New Paradigm Based on Coexistence
The idea of coexistence was brought to the
table last December, after USDA released its
court-ordered final Environmental Impact
Statement (EIS) on GM alfalfa, which proposed two deregulation options: allowing it to
be grown without restrictions or with restrictions including a five-mile isolation distance
and limited plantings in certain states.
In a letter to stakeholders, Tom Vilsack,
secretary of agriculture, said the agency is
“striving to lead an effort to forge a new paradigm based on coexistence and cooperation”
to ensure that all forms of agriculture thrive.
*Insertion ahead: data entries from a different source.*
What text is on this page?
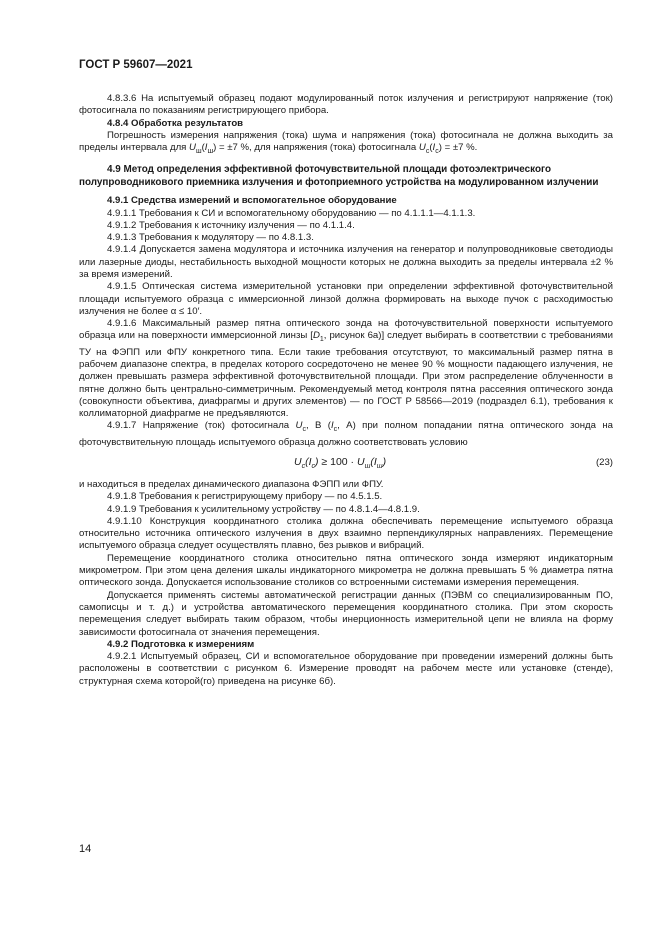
ГОСТ Р 59607—2021

4.8.3.6 На испытуемый образец подают модулированный поток излучения и регистрируют напряжение (ток) фотосигнала по показаниям регистрирующего прибора.

4.8.4 Обработка результатов

Погрешность измерения напряжения (тока) шума и напряжения (тока) фотосигнала не должна выходить за пределы интервала для $U_ш(I_ш) = \pm 7$ %, для напряжения (тока) фотосигнала $U_c(I_c) = \pm 7$ %.

4.9 Метод определения эффективной фоточувствительной площади фотоэлектрического полупроводникового приемника излучения и фотоприемного устройства на модулированном излучении

4.9.1 Средства измерений и вспомогательное оборудование

4.9.1.1 Требования к СИ и вспомогательному оборудованию — по 4.1.1.1—4.1.1.3.

4.9.1.2 Требования к источнику излучения — по 4.1.1.4.

4.9.1.3 Требования к модулятору — по 4.8.1.3.

4.9.1.4 Допускается замена модулятора и источника излучения на генератор и полупроводниковые светодиоды или лазерные диоды, нестабильность выходной мощности которых не должна выходить за пределы интервала ±2 % за время измерений.

4.9.1.5 Оптическая система измерительной установки при определении эффективной фоточувствительной площади испытуемого образца с иммерсионной линзой должна формировать на выходе пучок с расходимостью излучения не более α ≤ 10′.

4.9.1.6 Максимальный размер пятна оптического зонда на фоточувствительной поверхности испытуемого образца или на поверхности иммерсионной линзы [$D_1$, рисунок 6а)] следует выбирать в соответствии с требованиями ТУ на ФЭПП или ФПУ конкретного типа. Если такие требования отсутствуют, то максимальный размер пятна в рабочем диапазоне спектра, в пределах которого сосредоточено не менее 90 % мощности падающего излучения, не должен превышать размера эффективной фоточувствительной площади. При этом распределение облученности в пятне должно быть центрально-симметричным. Рекомендуемый метод контроля пятна рассеяния оптического зонда (совокупности объектива, диафрагмы и других элементов) — по ГОСТ Р 58566—2019 (подраздел 6.1), требования к коллиматорной диафрагме не предъявляются.

4.9.1.7 Напряжение (ток) фотосигнала $U_c$, В ($I_c$, А) при полном попадании пятна оптического зонда на фоточувствительную площадь испытуемого образца должно соответствовать условию

$U_c(I_c) \ge 100 \cdot U_ш(I_ш)$	(23)

и находиться в пределах динамического диапазона ФЭПП или ФПУ.

4.9.1.8 Требования к регистрирующему прибору — по 4.5.1.5.

4.9.1.9 Требования к усилительному устройству — по 4.8.1.4—4.8.1.9.

4.9.1.10 Конструкция координатного столика должна обеспечивать перемещение испытуемого образца относительно источника оптического излучения в двух взаимно перпендикулярных направлениях. Перемещение испытуемого образца следует осуществлять плавно, без рывков и вибраций.

Перемещение координатного столика относительно пятна оптического зонда измеряют индикаторным микрометром. При этом цена деления шкалы индикаторного микрометра не должна превышать 5 % диаметра пятна оптического зонда. Допускается использование столиков со встроенными системами измерения перемещения.

Допускается применять системы автоматической регистрации данных (ПЭВМ со специализированным ПО, самописцы и т. д.) и устройства автоматического перемещения координатного столика. При этом скорость перемещения следует выбирать таким образом, чтобы инерционность измерительной цепи не влияла на форму зависимости фотосигнала от значения перемещения.

4.9.2 Подготовка к измерениям

4.9.2.1 Испытуемый образец, СИ и вспомогательное оборудование при проведении измерений должны быть расположены в соответствии с рисунком 6. Измерение проводят на рабочем месте или установке (стенде), структурная схема которой(го) приведена на рисунке 6б).

14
Vilsack wanted to create conditions that
would allow organic, conventional non-GMO,
and GM farmers to grow their respective
crops in the same vicinity without “
contaminating” each other’s land and causing economic harm. Pollen drift from GM to organic
fields has resulted in organic farmers having
crops, such as corn, rejected by buyers after
they tested positive for GM material.
Currently, the responsibility of preventing
contamination falls primarily on the shoulders of organic and other non-GMO farmers,
who must isolate their crops from neighboring GM fields, plant at different times than
GM neighbors to avoid cross-pollination, and
test seeds and harvested crops for GMOs. The
organic industry wants GM farmers to share
the burden by taking steps to minimize GMO
contamination to organic farms.
By calling for coexistence it appeared to
many that Vilsack and USDA were considering a partial deregulation on GM alfalfa with
restrictions. But after facing tremendous pressure from major farm groups and members of
Congress opposed to the coexistence policy,
Vilsack decided to fully deregulate the crop.
The decision was met with disappointment
from the organic industry. Senator Patrick
Leahy (D-VT), who wrote legislation creating
the National Organic Program, released a
statement saying what began as a search for a
workable compromise ended as a “surrender
to business as usual for the biotech industry.”